Para decorar tu casa, empieza despejando y organizando, usa colores neutros para ampliar espacios y luego añade acentos de color; incorpora plantas, juega con texturas naturales y agrupa objetos decorativos en bandejas para crear puntos focales, sin olvidar la iluminación y la renovación de accesorios para un toque personal y elegante.
1. Empieza por lo básico
2. El poder del color y la luz
Colores neutros:
Usa blancos, beiges, grises o marfiles para paredes y bases, ya que amplían y dan calma. Luego, introduce colores oscuros o vibrantes en detalles.
Iluminación:
Cambia bombillas por unas con la temperatura de color adecuada o haz tus propias lámparas con jarrones y pantallas para un toque cálido y económico.
3. Texturas y elementos naturales
Textiles naturales:
Incorpora lino, algodón y lana en cojines, mantas y cestas para calidez y elegancia.
Plantas y flores:
Son un recurso vital para añadir vida. Usa jarrones altos con ramas en la entrada o jarrones pequeños para mesas auxiliares.
Madera:
Combina la calidez de la madera con otros materiales para un gran acierto decorativo.

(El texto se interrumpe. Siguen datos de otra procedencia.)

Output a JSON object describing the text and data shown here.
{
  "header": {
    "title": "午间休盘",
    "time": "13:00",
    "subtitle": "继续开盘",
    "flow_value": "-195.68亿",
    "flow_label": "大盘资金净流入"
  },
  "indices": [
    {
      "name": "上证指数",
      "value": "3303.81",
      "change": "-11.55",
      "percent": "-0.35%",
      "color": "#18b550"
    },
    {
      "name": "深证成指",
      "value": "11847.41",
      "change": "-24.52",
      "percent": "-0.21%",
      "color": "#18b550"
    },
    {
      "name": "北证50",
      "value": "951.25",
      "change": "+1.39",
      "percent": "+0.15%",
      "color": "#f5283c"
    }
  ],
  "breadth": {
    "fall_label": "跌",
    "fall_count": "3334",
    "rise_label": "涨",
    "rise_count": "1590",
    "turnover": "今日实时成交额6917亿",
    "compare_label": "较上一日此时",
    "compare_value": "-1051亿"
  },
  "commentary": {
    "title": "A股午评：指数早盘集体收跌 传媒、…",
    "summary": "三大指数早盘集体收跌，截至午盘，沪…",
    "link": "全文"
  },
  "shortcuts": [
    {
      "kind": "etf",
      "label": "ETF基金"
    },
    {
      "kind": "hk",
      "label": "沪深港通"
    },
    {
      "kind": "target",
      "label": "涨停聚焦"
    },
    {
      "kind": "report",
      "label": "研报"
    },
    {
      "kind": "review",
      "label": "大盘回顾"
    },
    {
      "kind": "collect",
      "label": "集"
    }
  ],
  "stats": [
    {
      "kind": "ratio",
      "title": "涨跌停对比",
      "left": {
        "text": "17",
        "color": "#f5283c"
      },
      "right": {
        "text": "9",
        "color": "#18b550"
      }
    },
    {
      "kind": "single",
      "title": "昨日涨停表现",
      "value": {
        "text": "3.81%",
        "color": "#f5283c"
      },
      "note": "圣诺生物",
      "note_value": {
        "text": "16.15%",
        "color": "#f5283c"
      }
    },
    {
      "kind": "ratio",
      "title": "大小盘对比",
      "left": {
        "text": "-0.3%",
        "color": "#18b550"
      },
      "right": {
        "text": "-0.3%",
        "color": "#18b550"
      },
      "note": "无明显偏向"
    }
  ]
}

4. Detalles y accesorios que marcan la diferencia
Agrupa objetos:
En lugar de esparcir cosas, agrupa 3 elementos (ej. vela, jarrón, libro) en bandejas para crear puntos focales interesantes.
Repisas y paredes:
Rellena esquinas vacías con plantas altas, lámparas llamativas o estanterías decoradas. Evita el exceso, guarda y redecora por temporada.
Jarrrones:
Son versátiles y elegantes, ya sea con flores, ramas o simplemente como pieza decorativa en cualquier rincón.
Galerías de arte:
Crea galerías de cuadros, fotos o ilustraciones para dar un toque personal y "de museo" a una pared.